According to Miss Chen's doubt, the reporter interviewed the City Federation of trade unions legal services lawyers Hu Fang. The lawyer of the analysis thinks, internship is for college students, refers to the period of students, to participate in the practice of the specific job unit, its purpose is to link theory with practice and better understanding of scientific and cultural knowledge. Generally by the school and their counterparts in the employer to sign internship agreement, by the employer in order to provide students practice sites and facilities. The internship period and students accumulate experience are closely related, is suitable for the students at school.

In addition, the employing unit and the laborer only signed a probationary period the agreement is illegal. According to the "labor contract law", the probation period shall be included in the term of the employment contract. Labor contract only the probation period, the probation period is not established, as the term of the labor contract. While the enterprise separates the probation period and labor contract, clearly illegal. At the same time, according to the "labor law" provisions, and shall pay social insurance premiums for the statutory responsibilities and obligations units, from the date of employment should be paid to workers on time.

The lawyer thinks, according to the law, the employer is in violation of the "labor contract law" provisions of the cancellation or termination of the labor contract, the employee demands continued performance of the labor contract, the employer shall continue to perform; workers are not required to continue to fulfill the labor contract or labor contract can no longer continue to perform, the employer shall pay illegal dissolution or termination labor contract damages. Therefore, Miss Chen may request the revocation of the business ties and labor decisions, and the enterprise to continue to fulfill the labor contract relationship, can also require the enterprises to pay illegal dissolution of the labor contract damages, and payment of social insurance premiums during the work for her.

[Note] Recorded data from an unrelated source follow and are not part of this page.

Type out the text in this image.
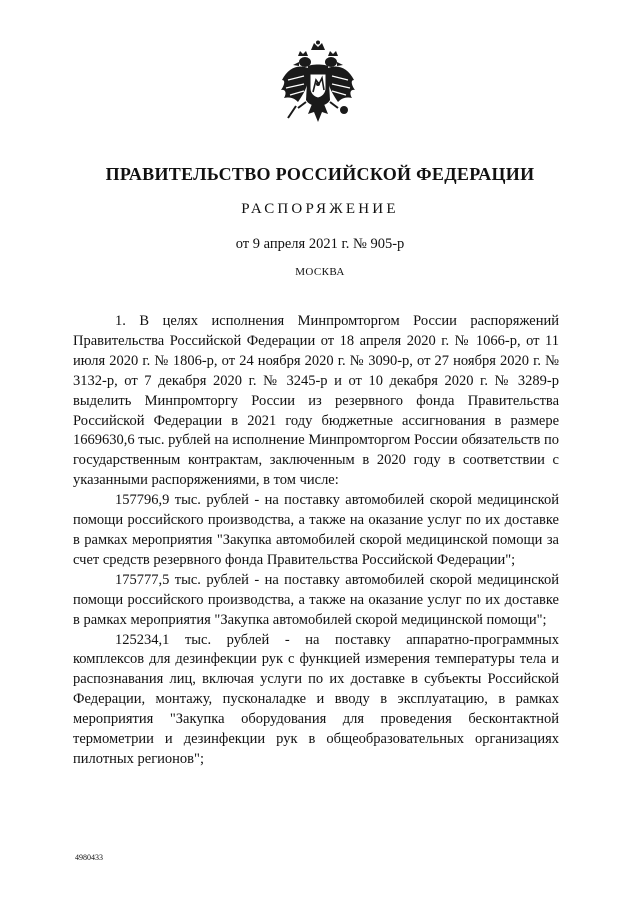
ПРАВИТЕЛЬСТВО РОССИЙСКОЙ ФЕДЕРАЦИИ
РАСПОРЯЖЕНИЕ
от 9 апреля 2021 г. № 905-р
МОСКВА

1. В целях исполнения Минпромторгом России распоряжений Правительства Российской Федерации от 18 апреля 2020 г. № 1066-р, от 11 июля 2020 г. № 1806-р, от 24 ноября 2020 г. № 3090-р, от 27 ноября 2020 г. № 3132-р, от 7 декабря 2020 г. № 3245-р и от 10 декабря 2020 г. № 3289-р выделить Минпромторгу России из резервного фонда Правительства Российской Федерации в 2021 году бюджетные ассигнования в размере 1669630,6 тыс. рублей на исполнение Минпромторгом России обязательств по государственным контрактам, заключенным в 2020 году в соответствии с указанными распоряжениями, в том числе:

157796,9 тыс. рублей - на поставку автомобилей скорой медицинской помощи российского производства, а также на оказание услуг по их доставке в рамках мероприятия "Закупка автомобилей скорой медицинской помощи за счет средств резервного фонда Правительства Российской Федерации";

175777,5 тыс. рублей - на поставку автомобилей скорой медицинской помощи российского производства, а также на оказание услуг по их доставке в рамках мероприятия "Закупка автомобилей скорой медицинской помощи";

125234,1 тыс. рублей - на поставку аппаратно-программных комплексов для дезинфекции рук с функцией измерения температуры тела и распознавания лиц, включая услуги по их доставке в субъекты Российской Федерации, монтажу, пусконаладке и вводу в эксплуатацию, в рамках мероприятия "Закупка оборудования для проведения бесконтактной термометрии и дезинфекции рук в общеобразовательных организациях пилотных регионов";

4980433
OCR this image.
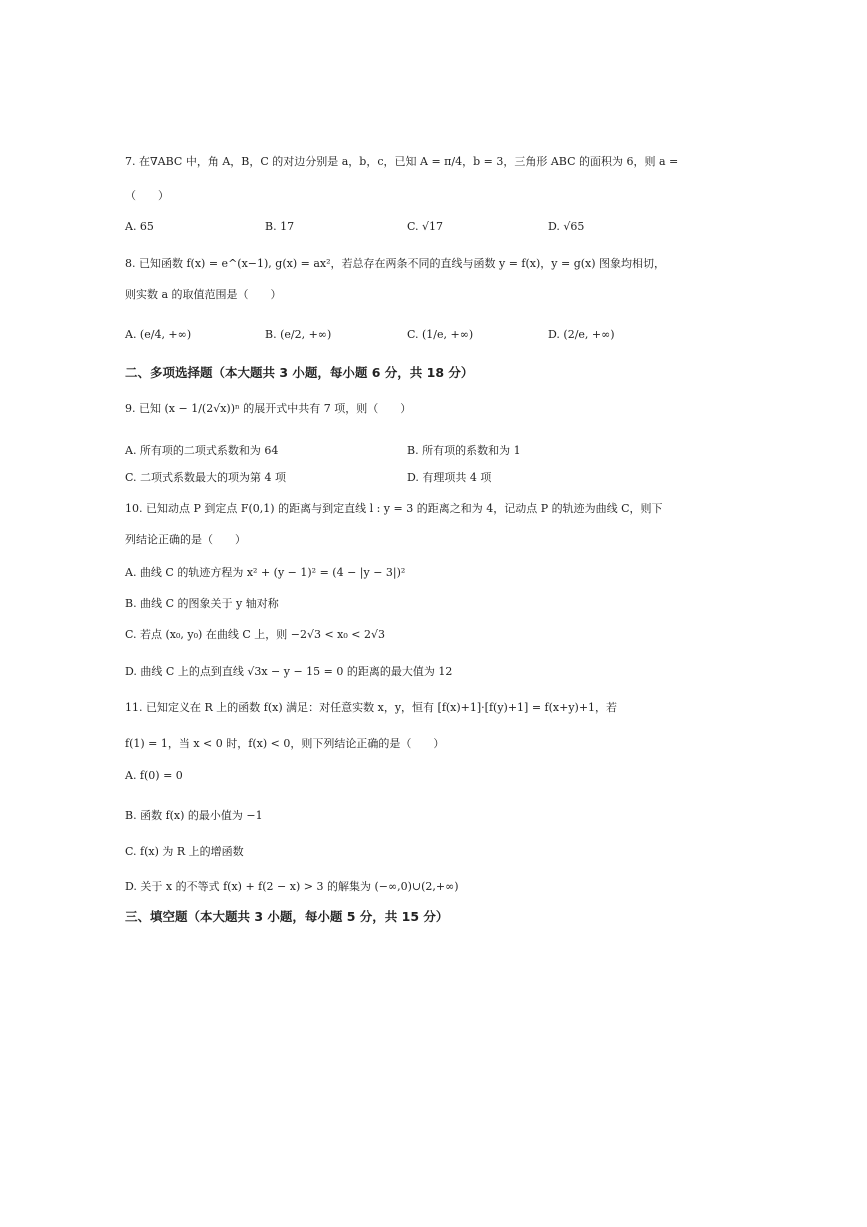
7. 在∇ABC 中，角 A，B，C 的对边分别是 a，b，c，已知 A = π/4，b = 3，三角形 ABC 的面积为 6，则 a =
（　　）
A. 65	B. 17	C. √17	D. √65
8. 已知函数 f(x) = e^(x−1), g(x) = ax²，若总存在两条不同的直线与函数 y = f(x)，y = g(x) 图象均相切，
则实数 a 的取值范围是（　　）
A. (e/4, +∞)	B. (e/2, +∞)	C. (1/e, +∞)	D. (2/e, +∞)
二、多项选择题（本大题共 3 小题，每小题 6 分，共 18 分）
9. 已知 (x − 1/(2√x))ⁿ 的展开式中共有 7 项，则（　　）
A. 所有项的二项式系数和为 64	B. 所有项的系数和为 1
C. 二项式系数最大的项为第 4 项	D. 有理项共 4 项
10. 已知动点 P 到定点 F(0,1) 的距离与到定直线 l : y = 3 的距离之和为 4，记动点 P 的轨迹为曲线 C，则下
列结论正确的是（　　）
A. 曲线 C 的轨迹方程为 x² + (y − 1)² = (4 − |y − 3|)²
B. 曲线 C 的图象关于 y 轴对称
C. 若点 (x₀, y₀) 在曲线 C 上，则 −2√3 < x₀ < 2√3
D. 曲线 C 上的点到直线 √3x − y − 15 = 0 的距离的最大值为 12
11. 已知定义在 R 上的函数 f(x) 满足：对任意实数 x，y，恒有 [f(x)+1]·[f(y)+1] = f(x+y)+1，若
f(1) = 1，当 x < 0 时，f(x) < 0，则下列结论正确的是（　　）
A. f(0) = 0
B. 函数 f(x) 的最小值为 −1
C. f(x) 为 R 上的增函数
D. 关于 x 的不等式 f(x) + f(2 − x) > 3 的解集为 (−∞,0)∪(2,+∞)
三、填空题（本大题共 3 小题，每小题 5 分，共 15 分）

At the same time, Hu lawyers reminded the employer shall constrain employment practices, the probation period and the employee shall comply with relevant laws and regulations, because the probation period is not "white period". In practice, often the employer expires in workers after the trial, the workers do not meet the conditions of employment on grounds of termination of labor contract, this approach is clearly inconsistent with the provisions of the law. In accordance with the law, the workers of the probation period does not meet the conditions of employment, employee may terminate the labor contract; if more than the probation period, not to the probation period does not meet the conditions of employment on grounds of termination of labor contract.

63How to apply to the consumer complaints?

Henan readers: I was at the mall when the infringement of consumer complaints, I want to go, I would like to ask how I was right?

Answer: consumers in the purchase or accept service, if the product quality, safety, health, metering, sales modes, the damage to the legitimate rights and interests, should seek truth from facts attitude to the local consumer association complaints or report, request conciliation. Consumer complaints have written material or the complainant signed and sealed with oral record, generally have the following contents: the complainant's name, address, zip code, telephone number; complaints unit name, detailed address, zip code, telephone number; buy goods or services received date, name, grade specifications, quantity, price, damage, measurement, and the operator representations of, and provide the documents (invoice, warranty card and photocopy) and relevant materials of proof; the complainant requesting mediation opinions.

64.

Mr. Zhang asked: I injured in a traffic accident, identified as ten disabled. Then, the compensation for disability is how calculated?

  Ambitious lawyer Jiang Jian a.:Ten disabled for a year of urban residents per capita disposable income per capita net income of rural residents by multiplying or twenty years multiplied by 10%. But more than sixty years of age, the age reduction for each additional one year old years. More than seventy-five years of age, according to five years.